BJ’s seems to be going to all self checkout, slowly but surely. Every time I go there, they have more self checkout lanes and less full service lanes. I think a lot of older people go to BJ’s. I base this on the fact that I am constantly battling my way past old people, old people who have all stopped in the entrance of the store to catch up, or stuck behind a line of old people slowly driving on rascals, like some bizzare indoor road construction reenactment. These old people also do not like having to go to self checkouts, because they are all wandering about at the screens, looking frightened and confused. BJ’s has a force of workers helping them through the complex technical aspects of passing a UPC code over a plate of glass, which is probably why there are no workers available to work the full service lanes.
You can also get eyeglasses at BJ’s. I don’t know. The fact that you can now get eyeglasses at places like BJ’s and Walmart says to me that either the whole optometry thing was a scam all along, or department stores really shouldn’t be dabbling in eyewear. They have signs like “Kids eyeglasses, two pairs for $69!” Doesn’t that sound too cheap, even for grocery store glasses? I get that you don’t want to spend a lot of money on glasses for small children, because they tend to get broken or lost, but shouldn’t you spend more than $34.50 on something as important as your child’s vision? Also, you know kids get mocked for wearing glasses in the first place, do you really want to saddle them with the Rustlers jeans equivalent of eyewear? Of course, these days Rustlers might be all the hipster rage, so maybe I’m way off on this. 

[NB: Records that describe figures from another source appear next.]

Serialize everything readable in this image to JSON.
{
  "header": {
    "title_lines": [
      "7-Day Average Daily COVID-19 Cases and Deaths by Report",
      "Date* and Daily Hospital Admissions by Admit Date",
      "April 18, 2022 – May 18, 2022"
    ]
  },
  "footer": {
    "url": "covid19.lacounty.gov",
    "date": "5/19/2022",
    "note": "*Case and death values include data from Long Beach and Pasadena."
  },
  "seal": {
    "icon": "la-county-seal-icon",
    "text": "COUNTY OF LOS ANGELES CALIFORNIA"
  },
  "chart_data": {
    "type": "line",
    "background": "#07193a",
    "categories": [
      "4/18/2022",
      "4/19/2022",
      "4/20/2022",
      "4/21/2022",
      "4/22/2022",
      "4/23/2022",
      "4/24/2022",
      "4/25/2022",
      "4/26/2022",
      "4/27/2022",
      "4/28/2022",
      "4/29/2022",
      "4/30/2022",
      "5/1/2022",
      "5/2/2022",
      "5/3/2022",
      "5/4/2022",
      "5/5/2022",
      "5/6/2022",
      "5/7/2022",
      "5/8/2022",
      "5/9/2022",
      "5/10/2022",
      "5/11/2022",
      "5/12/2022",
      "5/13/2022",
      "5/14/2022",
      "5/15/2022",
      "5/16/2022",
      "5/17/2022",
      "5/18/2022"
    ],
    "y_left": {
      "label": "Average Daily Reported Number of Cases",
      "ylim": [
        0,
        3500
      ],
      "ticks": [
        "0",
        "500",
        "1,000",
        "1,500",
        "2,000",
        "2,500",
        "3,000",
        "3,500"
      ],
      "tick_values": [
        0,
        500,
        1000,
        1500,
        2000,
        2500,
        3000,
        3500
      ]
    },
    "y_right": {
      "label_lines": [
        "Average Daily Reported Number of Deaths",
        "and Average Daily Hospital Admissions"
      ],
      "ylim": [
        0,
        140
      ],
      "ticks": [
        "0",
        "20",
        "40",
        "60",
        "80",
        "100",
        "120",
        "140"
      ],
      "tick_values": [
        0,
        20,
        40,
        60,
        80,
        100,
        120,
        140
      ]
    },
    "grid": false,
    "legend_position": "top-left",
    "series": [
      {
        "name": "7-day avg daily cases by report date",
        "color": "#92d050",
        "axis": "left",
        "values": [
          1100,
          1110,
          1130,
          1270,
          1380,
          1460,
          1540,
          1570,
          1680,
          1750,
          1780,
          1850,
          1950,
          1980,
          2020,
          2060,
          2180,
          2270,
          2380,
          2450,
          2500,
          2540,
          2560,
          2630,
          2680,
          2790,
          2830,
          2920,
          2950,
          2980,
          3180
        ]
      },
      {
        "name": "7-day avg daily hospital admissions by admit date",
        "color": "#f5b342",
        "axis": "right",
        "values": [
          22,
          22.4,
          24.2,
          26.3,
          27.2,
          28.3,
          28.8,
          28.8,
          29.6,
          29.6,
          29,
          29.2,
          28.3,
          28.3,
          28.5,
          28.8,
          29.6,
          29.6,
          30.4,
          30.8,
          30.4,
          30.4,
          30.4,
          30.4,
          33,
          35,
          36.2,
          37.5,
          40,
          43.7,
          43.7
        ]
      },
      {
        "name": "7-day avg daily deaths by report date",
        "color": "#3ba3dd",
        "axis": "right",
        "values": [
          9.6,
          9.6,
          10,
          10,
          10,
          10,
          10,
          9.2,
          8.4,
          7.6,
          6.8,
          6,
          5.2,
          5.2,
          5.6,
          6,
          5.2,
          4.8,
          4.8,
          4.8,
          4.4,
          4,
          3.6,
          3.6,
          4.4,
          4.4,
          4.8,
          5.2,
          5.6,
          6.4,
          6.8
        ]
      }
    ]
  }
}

The final indignity at BJ’s comes when you go to leave the store. You get in line, and wait your turn, until someone goes through your cart and compares it with your receipt to make sure you didn’t try to steal anything, like the Gestapo going through your belongings at the border to ensure you didn’t have Anne Frank hiding in a trunk. What BJ’s is basically telling you is that they view us all as thieves, just looking for a chance to sneak out with a five gallon bucket of ranch dip. Is this the treatment we deserve? Probably so, but it still hurts.
All that said, the worst part of BJ’s is the name. No matter how long it’s been around, someone is still going to make a blow job joke about it. People just can’t help themselves. The real joke is that for years now, regular grocery stores and Walmart have caught up to their prices, and you really aren’t saving any money anyway. You’re not getting oral sex, you’re getting screwed, and you have to bring your own bags and boxes with you when you do.